アマゾン・ドット・コム

 アマゾン・ドット・コムを取り巻く今後の成長懸念と成長期待のうち主なものは以下の通りです。

成長懸念

a. オンラインストア販売の勢い鈍化
b. 米国の配送料値上げ圧力

成長期待

c. AWSの成長

 

成長懸念

a. オンラインストア販売の勢い鈍化

 足元で懸念されているリスクはアマゾンのオンラインストアの勢い鈍化です。ホリデイシーズンとなる2018年10~12月期の売上高見通しについて、会社側は前年同期比10~20%程度の伸び率を示しました。これまでの増収率と比べると低い見通しです。

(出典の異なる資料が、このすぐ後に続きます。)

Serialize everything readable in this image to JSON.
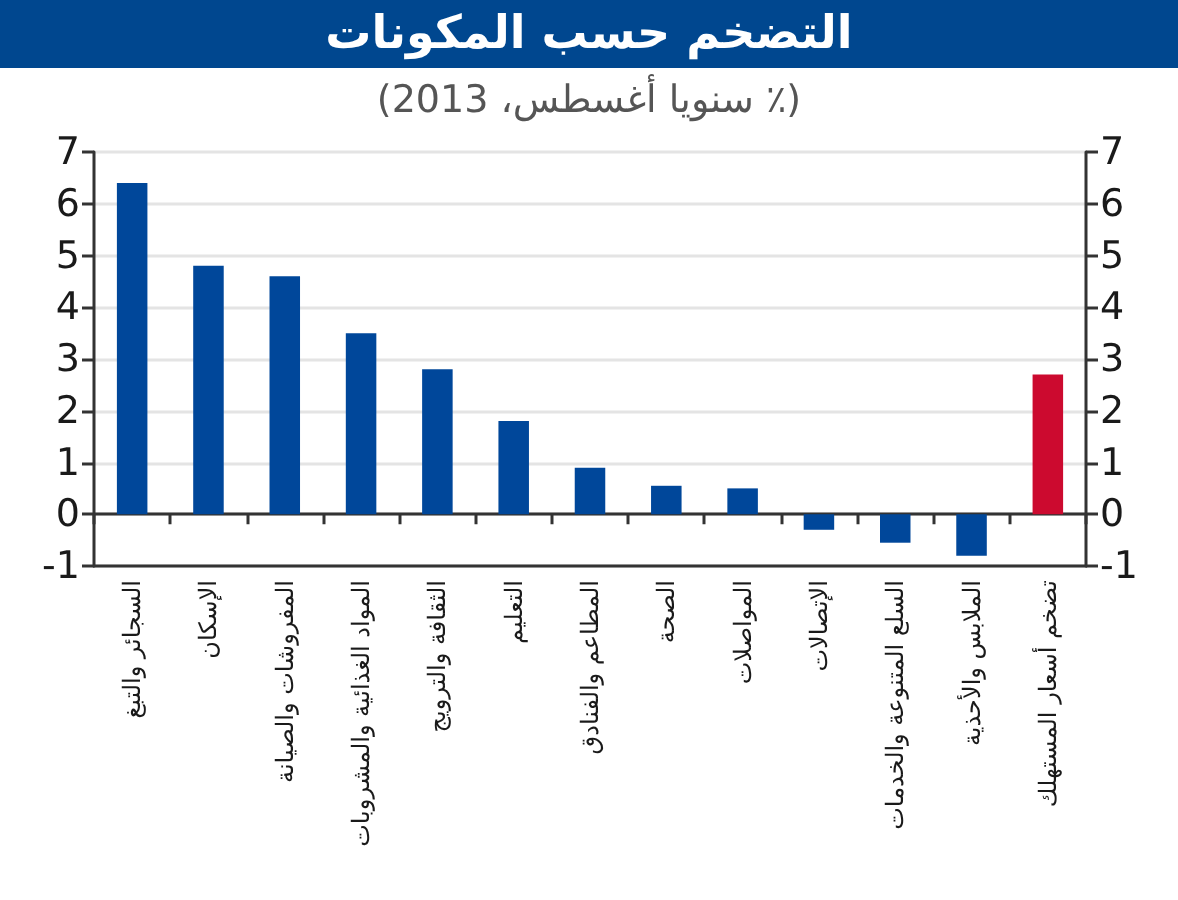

アマゾン・ドット・コムの増収率推移(2015年4Q~2018年3Q)

出所:ブルームバーグより楽天証券作成

 会社側はその理由として、サブスクリプションサービスの売上高の計上時期変更、スーパーのホールフーズ買収に伴う増収効果の一巡などを挙げています。足元では、米国のサイバー・マンデーで売れたアイテム数が過去最高だったという話題も浮上しており、懸念が緩和した面はあると思いますが、次の決算で海外の売れ行きが確認できるまで、不透明感は拭い去れないでしょう。

 

b. 米国の郵政公社料金値上げ圧力

 トランプ米大統領が設置したUSPS(米郵政公社)に関する作業部会が、書簡や小包の配送料金を今よりも柔軟に設定すべきとUSPSに対し提言しています。「宅配部門の価格設定には柔軟性があるが、小包の配送料設定には利益が念頭に置かれていない。重要なサービス以外の書簡と小包について、USPSは市場ベースの料金を請求する権限を持つべき」と指摘しており、値上げが実施されると同社の利益をそぐ可能性が高いです。

 同社の売上高のうち61%を占める北米の営業利益率は5.9%と低水準です(2018年7~9月期)。したがって、仮に郵政公社料金の値上げが実施されると、利益に大きな影響を与えることが懸念されます。